Hay victorias que ayudan a crecer.
Y hay victorias que terminan escondiendo los problemas.
Tengo la impresión de que el Mundial de 2026 puede convertirse en eso para el fútbol mexicano.
Sí, México hizo un buen torneo.
Sí, volvió a ilusionar.
Sí, compitió con dignidad.
Pero una Copa del Mundo dura un mes.
El desarrollo de un país futbolístico se mide durante los cuatro años anteriores.
Y ahí es donde aparece la realidad.
Nuestro fútbol lleva años estancado.
Lo preocupante es que ya ni siquiera nos damos cuenta.
Nos acostumbramos a ver los mismos futbolistas.
Los mismos entrenadores.
Los mismos proyectos.
Los mismos dueños.
Y ahora también la misma estructura que eliminó el mayor incentivo para competir.
La desaparición del ascenso y el descenso no fue un simple cambio administrativo.
Fue un mensaje.
Le dijimos al fútbol mexicano que equivocarse ya no tendría consecuencias.
Que terminar último ya no significaba perder la categoría.

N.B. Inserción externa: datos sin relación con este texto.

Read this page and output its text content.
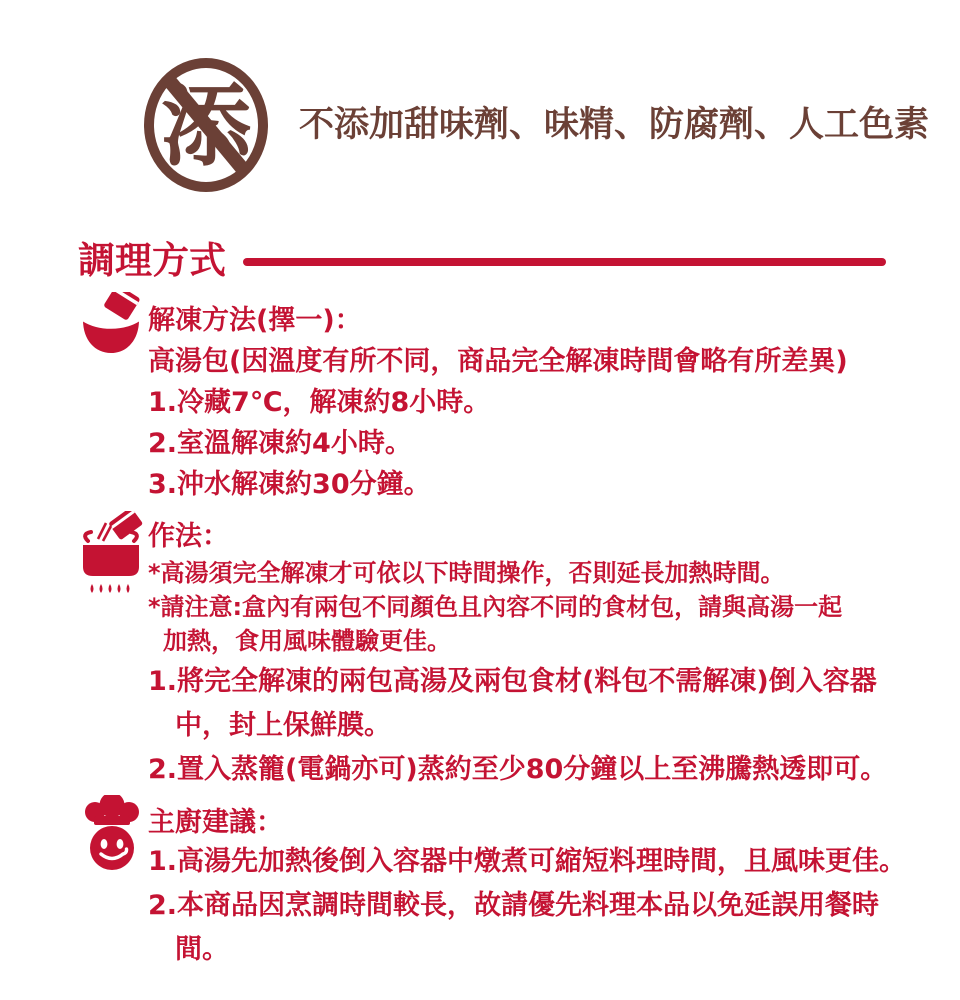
添 不添加甜味劑、味精、防腐劑、人工色素
調理方式
解凍方法(擇一)：
高湯包(因溫度有所不同，商品完全解凍時間會略有所差異)
1.冷藏7℃，解凍約8小時。
2.室溫解凍約4小時。
3.沖水解凍約30分鐘。
作法：
*高湯須完全解凍才可依以下時間操作，否則延長加熱時間。
*請注意:盒內有兩包不同顏色且內容不同的食材包，請與高湯一起
加熱，食用風味體驗更佳。
1.將完全解凍的兩包高湯及兩包食材(料包不需解凍)倒入容器
中，封上保鮮膜。
2.置入蒸籠(電鍋亦可)蒸約至少80分鐘以上至沸騰熱透即可。
主廚建議：
1.高湯先加熱後倒入容器中燉煮可縮短料理時間，且風味更佳。
2.本商品因烹調時間較長，故請優先料理本品以免延誤用餐時
間。
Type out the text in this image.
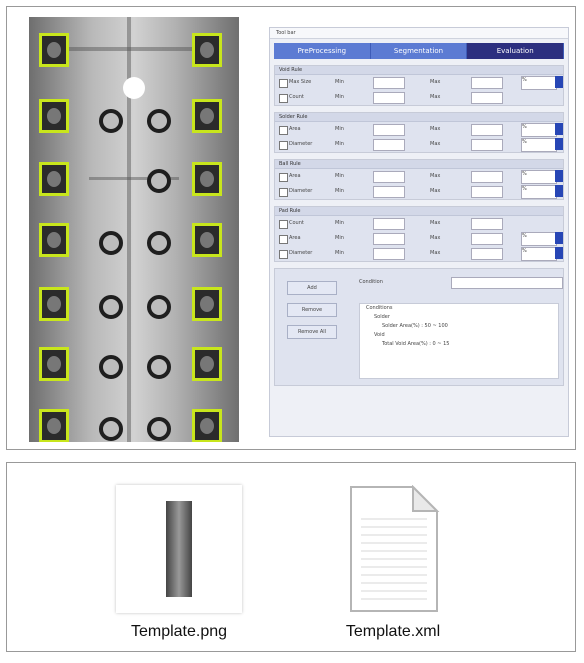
Tool bar
PreProcessing	Segmentation	Evaluation
Void Rule
Max Size	Min	Max	%
Count	Min	Max
Solder Rule
Area	Min	Max	%
Diameter	Min	Max	%
Ball Rule
Area	Min	Max	%
Diameter	Min	Max	%
Pad Rule
Count	Min	Max
Area	Min	Max	%
Diameter	Min	Max	%
Add
Remove
Remove All
Condition
Conditions
Solder
Solder Area(%) : 50 ~ 100
Void
Total Void Area(%) : 0 ~ 15
Template.png	Template.xml
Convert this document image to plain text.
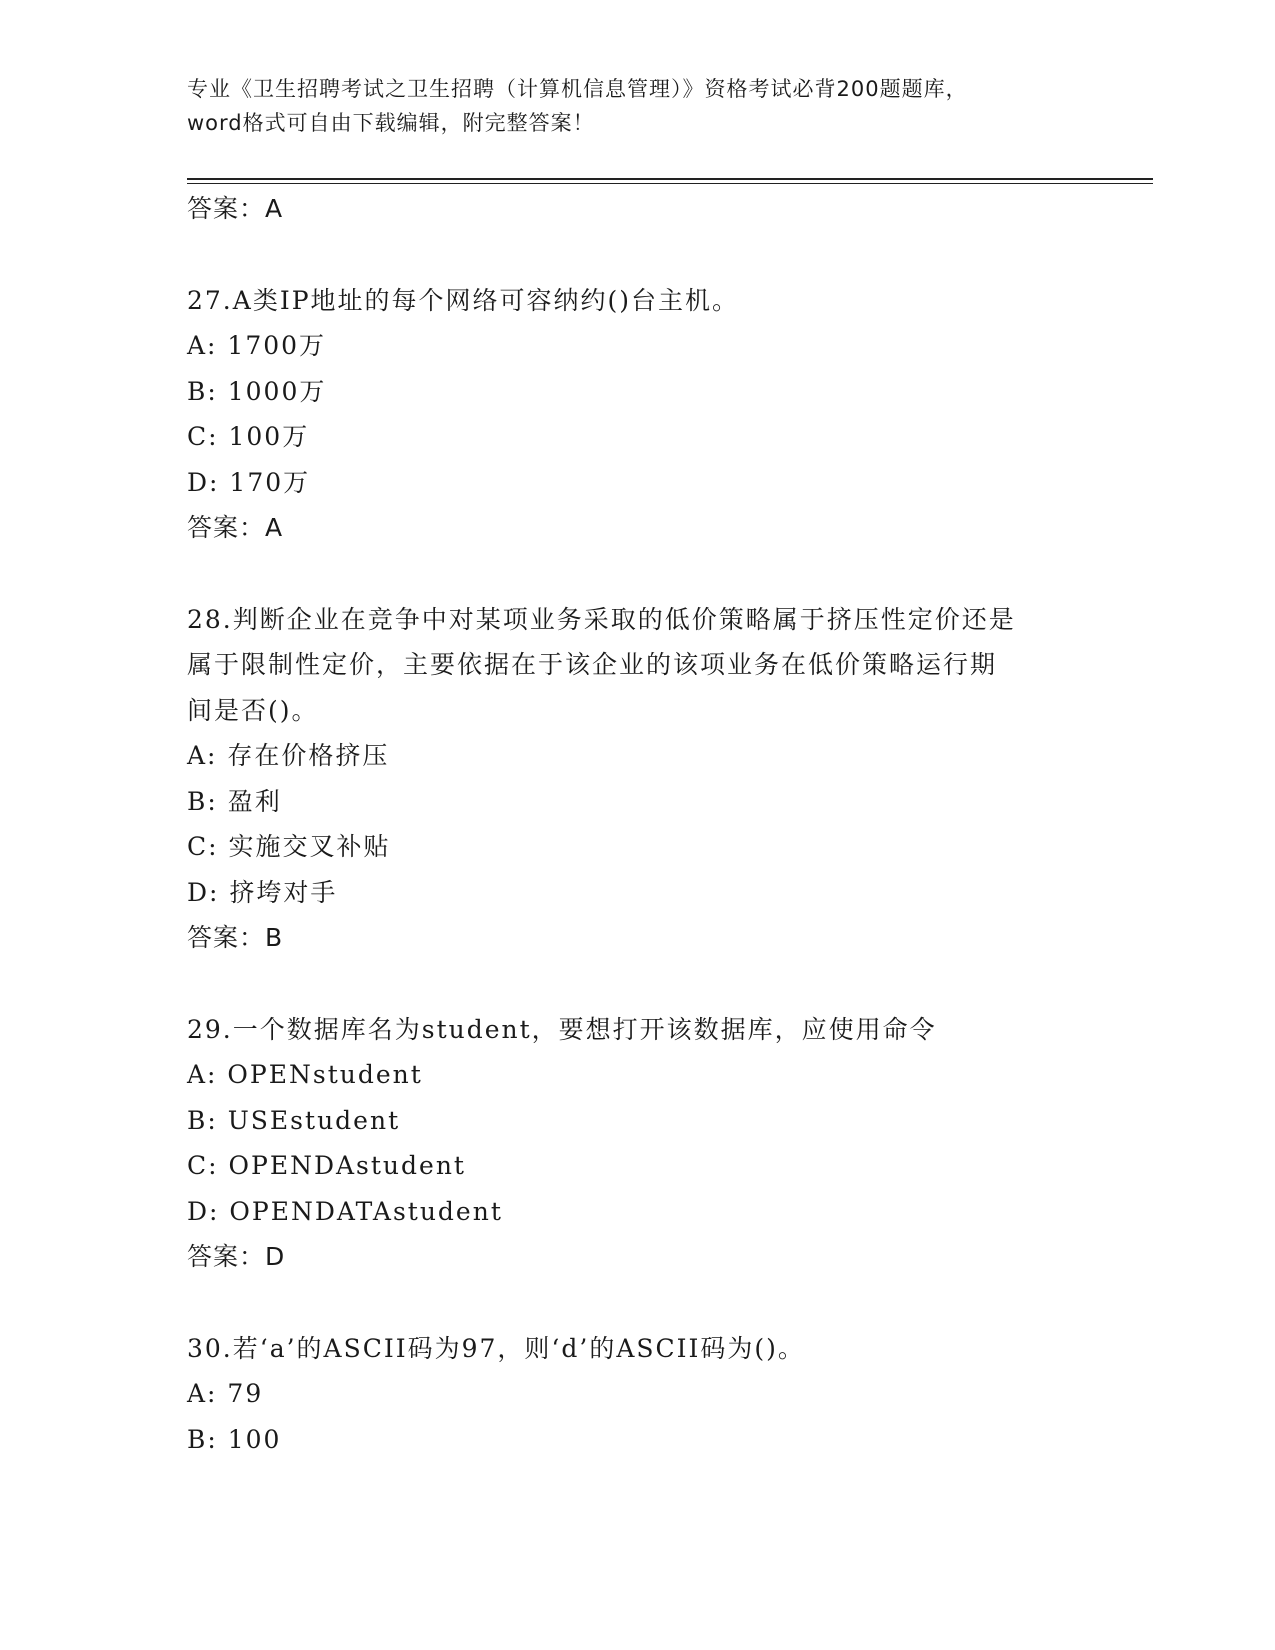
专业《卫生招聘考试之卫生招聘（计算机信息管理）》资格考试必背200题题库，
word格式可自由下载编辑，附完整答案！
答案：A
27.A类IP地址的每个网络可容纳约()台主机。
A: 1700万
B: 1000万
C: 100万
D: 170万
答案：A
28.判断企业在竞争中对某项业务采取的低价策略属于挤压性定价还是
属于限制性定价，主要依据在于该企业的该项业务在低价策略运行期
间是否()。
A: 存在价格挤压
B: 盈利
C: 实施交叉补贴
D: 挤垮对手
答案：B
29.一个数据库名为student，要想打开该数据库，应使用命令
A: OPENstudent
B: USEstudent
C: OPENDAstudent
D: OPENDATAstudent
答案：D
30.若‘a’的ASCII码为97，则‘d’的ASCII码为()。
A: 79
B: 100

Que la estabilidad financiera estaba por encima de la competencia deportiva.
Algunos defendieron la medida diciendo que así los clubes invertirían más en fuerzas básicas.
Han pasado varios años.
¿Dónde están los resultados?
Cada torneo aparecen menos mexicanos con minutos importantes.
Cada vez son menos los jóvenes que logran consolidarse antes de los 22 años.
Y cuando alguno destaca, como Gilberto Mora o Hugo Camberos, inmediatamente parece una excepción y no el resultado de un sistema que produce talento de manera constante.
Lo más grave es que el problema también se refleja lejos de la Liga MX.
Se refleja en ciudades como Escuinapa.
Hace dos o tres décadas, un futbolista destacado en una liga municipal podía soñar con ser observado por un visor.
Había torneos regionales.
Había competencias estatales.
Había clubes buscando talento porque necesitaban sobrevivir.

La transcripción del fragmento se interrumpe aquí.